M.J. Coldwell was born in Seaton, England, on December 2, 1888. Educated in England, Coldwell arrived in Canada in 1910 to take up his first teaching appointment in Alberta. The next year he was hired as a principal in Sedley. Later he was a school principal in North Regina and Regina until 1934. Active in several teachers' federations from the mid-1920s until the mid-1930s, he served as president of the Saskatchewan Teachers' Alliance and president of the Canadian Teachers' Federation. Coldwell became an alderman in 1921 and served four terms until 1932.
In 1925 Coldwell was a federal candidate for the Progressive Party and also ran in 1934 as a provincial candidate for the Saskatchewan Farmer-Labour Party. A year later, Coldwell, campaigning for the federal CCF in Rosetown-Biggar, was victorious and would go on to win four subsequent elections in 1940, 1945, 1953, and 1957, until losing in the Tory landslide of 1958.
In 1931 Coldwell was president of the Independent Labour Party and was selected the first leader of the Saskatchewan Farmer-Labour Party in 1932, which was renamed the Co-operative Commonwealth Federation in 1934. George Williams replaced him as provincial leader after the 1934 election.
Following Woodsworth's death in 1942, Coldwell was elected the national CCF's leader and remained in the post until 1960. Under Coldwell's tenure, the CCF achieved its greatest gains federally in seats and vote in 1945. Later, the aging and ill Coldwell was no match for the prairie populism of John Diefenbaker and the party's vote and seats fell dramatically in 1958. Following this setback, social democracy would be reborn as the NDP.

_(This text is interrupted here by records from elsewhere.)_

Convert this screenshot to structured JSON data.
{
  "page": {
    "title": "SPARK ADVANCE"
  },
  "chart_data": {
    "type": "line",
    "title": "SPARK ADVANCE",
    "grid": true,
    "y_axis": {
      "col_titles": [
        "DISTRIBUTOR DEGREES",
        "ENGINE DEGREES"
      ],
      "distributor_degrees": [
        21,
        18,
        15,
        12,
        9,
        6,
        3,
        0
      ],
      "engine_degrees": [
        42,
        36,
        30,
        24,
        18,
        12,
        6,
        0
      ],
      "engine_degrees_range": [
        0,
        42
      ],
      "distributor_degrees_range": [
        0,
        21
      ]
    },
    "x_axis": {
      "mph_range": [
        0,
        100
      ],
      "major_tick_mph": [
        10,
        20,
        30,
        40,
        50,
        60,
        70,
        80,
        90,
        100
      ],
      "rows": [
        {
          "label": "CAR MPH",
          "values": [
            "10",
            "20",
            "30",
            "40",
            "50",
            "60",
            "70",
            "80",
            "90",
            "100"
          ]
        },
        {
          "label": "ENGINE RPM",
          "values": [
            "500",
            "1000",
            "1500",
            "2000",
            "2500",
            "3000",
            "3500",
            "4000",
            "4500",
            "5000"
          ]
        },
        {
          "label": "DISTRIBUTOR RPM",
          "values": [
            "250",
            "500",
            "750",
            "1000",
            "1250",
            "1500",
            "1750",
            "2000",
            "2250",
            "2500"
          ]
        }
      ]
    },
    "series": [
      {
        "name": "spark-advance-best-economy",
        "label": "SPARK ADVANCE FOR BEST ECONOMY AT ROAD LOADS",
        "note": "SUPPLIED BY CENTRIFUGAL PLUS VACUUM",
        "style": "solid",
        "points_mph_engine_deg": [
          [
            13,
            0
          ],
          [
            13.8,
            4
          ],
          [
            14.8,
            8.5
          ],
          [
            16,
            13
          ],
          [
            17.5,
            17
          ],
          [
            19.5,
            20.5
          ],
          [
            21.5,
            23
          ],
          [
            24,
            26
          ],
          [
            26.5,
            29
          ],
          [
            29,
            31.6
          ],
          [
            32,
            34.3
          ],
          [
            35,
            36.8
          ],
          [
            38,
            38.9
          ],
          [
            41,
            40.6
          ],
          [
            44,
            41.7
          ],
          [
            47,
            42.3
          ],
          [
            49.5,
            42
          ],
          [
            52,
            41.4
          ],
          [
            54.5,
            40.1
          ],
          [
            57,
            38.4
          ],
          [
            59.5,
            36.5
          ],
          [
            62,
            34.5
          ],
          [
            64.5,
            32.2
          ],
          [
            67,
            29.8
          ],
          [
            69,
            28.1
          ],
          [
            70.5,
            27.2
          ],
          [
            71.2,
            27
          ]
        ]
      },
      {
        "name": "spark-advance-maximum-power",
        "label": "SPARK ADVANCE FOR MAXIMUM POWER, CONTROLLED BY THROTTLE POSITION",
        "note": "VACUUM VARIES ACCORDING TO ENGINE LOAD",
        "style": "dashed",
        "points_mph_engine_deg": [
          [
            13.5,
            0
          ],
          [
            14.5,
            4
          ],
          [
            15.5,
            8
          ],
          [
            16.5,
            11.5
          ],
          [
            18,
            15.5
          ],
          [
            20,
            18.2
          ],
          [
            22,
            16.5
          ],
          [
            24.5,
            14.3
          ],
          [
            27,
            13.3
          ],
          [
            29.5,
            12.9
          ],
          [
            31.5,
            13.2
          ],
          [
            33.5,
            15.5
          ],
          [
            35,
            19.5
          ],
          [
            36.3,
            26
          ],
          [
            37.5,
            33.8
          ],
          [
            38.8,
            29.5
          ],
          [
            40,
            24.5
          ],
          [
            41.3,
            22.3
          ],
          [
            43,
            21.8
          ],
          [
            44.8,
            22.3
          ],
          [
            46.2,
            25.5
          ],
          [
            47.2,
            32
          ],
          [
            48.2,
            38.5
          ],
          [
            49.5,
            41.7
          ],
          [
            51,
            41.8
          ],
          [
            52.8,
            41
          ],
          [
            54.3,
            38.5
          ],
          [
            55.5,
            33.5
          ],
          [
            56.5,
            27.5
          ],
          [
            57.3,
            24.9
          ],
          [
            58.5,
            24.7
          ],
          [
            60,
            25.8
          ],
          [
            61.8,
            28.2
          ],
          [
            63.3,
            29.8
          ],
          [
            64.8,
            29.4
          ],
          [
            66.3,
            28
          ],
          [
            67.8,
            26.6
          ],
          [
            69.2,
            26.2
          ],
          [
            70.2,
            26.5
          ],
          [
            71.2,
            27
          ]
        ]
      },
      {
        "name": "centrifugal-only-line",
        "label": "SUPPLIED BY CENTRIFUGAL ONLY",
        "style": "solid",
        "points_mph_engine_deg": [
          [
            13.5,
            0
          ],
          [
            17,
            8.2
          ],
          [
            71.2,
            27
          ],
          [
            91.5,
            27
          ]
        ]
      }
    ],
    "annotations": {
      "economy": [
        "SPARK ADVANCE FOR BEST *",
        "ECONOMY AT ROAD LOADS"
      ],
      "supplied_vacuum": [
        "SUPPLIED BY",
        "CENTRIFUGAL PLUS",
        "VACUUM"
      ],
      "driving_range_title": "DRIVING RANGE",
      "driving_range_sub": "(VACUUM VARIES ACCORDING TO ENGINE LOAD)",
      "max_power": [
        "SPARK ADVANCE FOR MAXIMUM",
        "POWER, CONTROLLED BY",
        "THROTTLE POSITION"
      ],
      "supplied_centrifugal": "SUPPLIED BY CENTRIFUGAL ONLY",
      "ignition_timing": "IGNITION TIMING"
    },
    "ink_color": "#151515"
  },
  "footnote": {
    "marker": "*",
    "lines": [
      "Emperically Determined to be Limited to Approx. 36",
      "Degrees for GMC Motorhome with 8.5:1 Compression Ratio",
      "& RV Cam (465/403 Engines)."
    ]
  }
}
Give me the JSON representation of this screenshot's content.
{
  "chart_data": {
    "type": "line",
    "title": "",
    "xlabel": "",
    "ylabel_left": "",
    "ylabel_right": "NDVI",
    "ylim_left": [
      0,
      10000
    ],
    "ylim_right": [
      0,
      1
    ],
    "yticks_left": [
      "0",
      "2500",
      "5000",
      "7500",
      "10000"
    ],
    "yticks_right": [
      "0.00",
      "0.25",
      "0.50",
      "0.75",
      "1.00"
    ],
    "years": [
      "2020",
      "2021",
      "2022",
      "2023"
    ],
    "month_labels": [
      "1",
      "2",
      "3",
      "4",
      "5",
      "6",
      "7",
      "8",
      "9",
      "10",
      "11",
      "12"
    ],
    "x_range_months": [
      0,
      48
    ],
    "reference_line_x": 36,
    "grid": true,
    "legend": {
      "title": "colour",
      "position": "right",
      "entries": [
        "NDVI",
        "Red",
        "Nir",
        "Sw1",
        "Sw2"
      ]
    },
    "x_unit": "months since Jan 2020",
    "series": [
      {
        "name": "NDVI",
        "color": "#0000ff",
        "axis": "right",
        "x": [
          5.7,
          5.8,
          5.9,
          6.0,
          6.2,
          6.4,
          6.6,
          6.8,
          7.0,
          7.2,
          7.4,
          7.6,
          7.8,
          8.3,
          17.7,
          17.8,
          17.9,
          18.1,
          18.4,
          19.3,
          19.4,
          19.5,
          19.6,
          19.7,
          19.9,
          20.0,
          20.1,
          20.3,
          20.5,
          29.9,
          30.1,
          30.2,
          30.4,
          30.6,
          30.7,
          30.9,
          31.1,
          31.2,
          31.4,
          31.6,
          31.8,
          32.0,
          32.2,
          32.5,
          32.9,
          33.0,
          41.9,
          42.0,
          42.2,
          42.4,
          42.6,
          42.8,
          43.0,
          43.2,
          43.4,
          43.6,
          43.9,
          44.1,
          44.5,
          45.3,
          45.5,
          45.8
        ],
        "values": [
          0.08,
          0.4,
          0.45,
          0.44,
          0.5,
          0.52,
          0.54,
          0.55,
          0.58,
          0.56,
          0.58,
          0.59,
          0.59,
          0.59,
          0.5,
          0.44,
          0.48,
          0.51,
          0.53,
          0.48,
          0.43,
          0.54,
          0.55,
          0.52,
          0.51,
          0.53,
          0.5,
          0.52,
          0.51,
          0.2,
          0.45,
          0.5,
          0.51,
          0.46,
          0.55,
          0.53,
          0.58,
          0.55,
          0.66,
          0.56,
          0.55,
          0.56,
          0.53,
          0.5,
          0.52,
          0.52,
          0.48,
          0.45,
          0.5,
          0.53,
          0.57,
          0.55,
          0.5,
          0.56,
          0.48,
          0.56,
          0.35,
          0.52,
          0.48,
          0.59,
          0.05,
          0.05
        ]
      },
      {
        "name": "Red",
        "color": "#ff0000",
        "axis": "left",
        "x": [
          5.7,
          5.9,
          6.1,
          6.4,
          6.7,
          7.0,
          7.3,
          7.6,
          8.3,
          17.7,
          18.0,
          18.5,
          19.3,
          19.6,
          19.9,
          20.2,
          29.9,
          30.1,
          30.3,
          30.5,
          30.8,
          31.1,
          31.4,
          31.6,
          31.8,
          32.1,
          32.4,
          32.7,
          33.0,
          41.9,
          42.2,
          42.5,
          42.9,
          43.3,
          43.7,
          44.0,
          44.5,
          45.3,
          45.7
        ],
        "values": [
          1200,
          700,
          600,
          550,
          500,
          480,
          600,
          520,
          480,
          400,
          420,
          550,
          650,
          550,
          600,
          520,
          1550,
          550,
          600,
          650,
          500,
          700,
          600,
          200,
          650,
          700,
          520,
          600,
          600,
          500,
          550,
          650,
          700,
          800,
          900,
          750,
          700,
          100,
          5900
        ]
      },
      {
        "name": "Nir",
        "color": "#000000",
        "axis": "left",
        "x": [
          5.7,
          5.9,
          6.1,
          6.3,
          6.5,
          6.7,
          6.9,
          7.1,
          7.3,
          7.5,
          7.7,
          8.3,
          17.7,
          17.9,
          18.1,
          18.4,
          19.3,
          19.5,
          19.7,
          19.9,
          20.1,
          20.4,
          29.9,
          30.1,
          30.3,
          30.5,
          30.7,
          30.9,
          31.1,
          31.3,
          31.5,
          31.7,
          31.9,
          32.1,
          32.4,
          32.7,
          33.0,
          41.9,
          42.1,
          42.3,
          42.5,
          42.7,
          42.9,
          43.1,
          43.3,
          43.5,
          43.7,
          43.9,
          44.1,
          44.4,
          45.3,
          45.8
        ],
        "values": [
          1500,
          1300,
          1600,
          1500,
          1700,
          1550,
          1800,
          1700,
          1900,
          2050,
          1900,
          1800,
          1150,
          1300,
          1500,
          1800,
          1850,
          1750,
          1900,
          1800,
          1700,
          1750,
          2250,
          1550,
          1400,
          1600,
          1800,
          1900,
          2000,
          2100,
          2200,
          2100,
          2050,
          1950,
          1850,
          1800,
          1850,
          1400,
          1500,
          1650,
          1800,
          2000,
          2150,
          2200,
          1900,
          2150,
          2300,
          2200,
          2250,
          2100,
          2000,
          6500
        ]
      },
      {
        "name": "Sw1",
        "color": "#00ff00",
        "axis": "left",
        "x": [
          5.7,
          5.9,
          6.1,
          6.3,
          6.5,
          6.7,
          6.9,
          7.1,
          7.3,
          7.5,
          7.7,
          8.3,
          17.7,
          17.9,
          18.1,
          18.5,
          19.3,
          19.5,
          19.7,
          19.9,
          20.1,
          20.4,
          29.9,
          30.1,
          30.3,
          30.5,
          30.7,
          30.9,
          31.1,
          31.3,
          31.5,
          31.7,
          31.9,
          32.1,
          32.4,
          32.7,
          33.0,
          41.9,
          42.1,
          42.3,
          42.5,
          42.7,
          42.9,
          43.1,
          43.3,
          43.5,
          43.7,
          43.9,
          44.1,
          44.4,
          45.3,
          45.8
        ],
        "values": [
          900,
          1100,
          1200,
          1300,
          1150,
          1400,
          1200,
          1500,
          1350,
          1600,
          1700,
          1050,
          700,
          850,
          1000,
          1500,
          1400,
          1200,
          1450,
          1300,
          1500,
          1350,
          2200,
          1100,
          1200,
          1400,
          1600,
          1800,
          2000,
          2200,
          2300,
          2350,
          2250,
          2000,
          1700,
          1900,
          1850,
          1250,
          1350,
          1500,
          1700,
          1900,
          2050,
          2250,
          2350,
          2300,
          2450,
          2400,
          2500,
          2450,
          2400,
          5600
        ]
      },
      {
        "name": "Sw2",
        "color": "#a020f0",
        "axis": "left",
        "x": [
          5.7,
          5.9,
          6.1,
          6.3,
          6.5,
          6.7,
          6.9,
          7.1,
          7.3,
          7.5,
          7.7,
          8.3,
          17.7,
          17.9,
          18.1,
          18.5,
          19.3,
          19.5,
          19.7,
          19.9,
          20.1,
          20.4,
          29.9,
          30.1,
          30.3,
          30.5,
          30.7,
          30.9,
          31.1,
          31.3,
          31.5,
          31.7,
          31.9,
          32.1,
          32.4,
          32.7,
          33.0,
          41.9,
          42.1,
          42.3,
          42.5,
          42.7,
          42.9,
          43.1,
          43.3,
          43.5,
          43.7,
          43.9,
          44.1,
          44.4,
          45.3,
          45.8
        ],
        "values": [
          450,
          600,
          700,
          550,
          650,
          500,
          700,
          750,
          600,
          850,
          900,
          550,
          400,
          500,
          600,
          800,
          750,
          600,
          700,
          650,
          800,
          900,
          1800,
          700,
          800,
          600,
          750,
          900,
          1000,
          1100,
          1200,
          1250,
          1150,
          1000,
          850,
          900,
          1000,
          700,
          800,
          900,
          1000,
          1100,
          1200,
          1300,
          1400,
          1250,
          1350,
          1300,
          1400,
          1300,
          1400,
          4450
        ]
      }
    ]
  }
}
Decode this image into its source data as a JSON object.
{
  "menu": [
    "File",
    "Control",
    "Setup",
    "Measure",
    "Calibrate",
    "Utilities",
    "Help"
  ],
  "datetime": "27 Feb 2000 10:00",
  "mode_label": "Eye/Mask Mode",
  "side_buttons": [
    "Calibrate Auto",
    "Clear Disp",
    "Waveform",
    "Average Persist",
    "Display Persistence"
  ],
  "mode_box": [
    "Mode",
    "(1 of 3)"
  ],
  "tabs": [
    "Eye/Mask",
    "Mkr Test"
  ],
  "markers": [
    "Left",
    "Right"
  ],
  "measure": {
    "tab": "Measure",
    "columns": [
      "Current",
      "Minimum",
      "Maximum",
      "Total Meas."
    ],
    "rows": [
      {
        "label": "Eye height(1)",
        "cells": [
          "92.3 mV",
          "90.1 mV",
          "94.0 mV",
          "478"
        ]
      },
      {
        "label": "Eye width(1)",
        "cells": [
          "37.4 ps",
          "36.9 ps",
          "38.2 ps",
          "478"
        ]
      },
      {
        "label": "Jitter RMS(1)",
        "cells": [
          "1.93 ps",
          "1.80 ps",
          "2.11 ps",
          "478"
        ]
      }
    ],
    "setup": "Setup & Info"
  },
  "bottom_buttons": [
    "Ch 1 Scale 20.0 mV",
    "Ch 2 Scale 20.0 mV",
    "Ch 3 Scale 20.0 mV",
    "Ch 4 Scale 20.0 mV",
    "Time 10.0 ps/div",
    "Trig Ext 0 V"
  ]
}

Coldwell was respected by his peers in other political parties and was offered Cabinet posts in provincial and federal governments, Speakership of the House of Commons and a Senate seat. He served as a member of the Canadian delegation at the creation of the United Nations. Coldwell was named to the Privy Council (1964) and made a Companion of the Order of Canada (1967). The Douglas-Coldwell Foundation, a left-wing educational organization, is named after two remarkable Saskatchewan political figures.
Coldwell's distinguished record of public service was achieved while caring for an invalid wife for two decades. Coldwell died in Ottawa on August 25, 1974.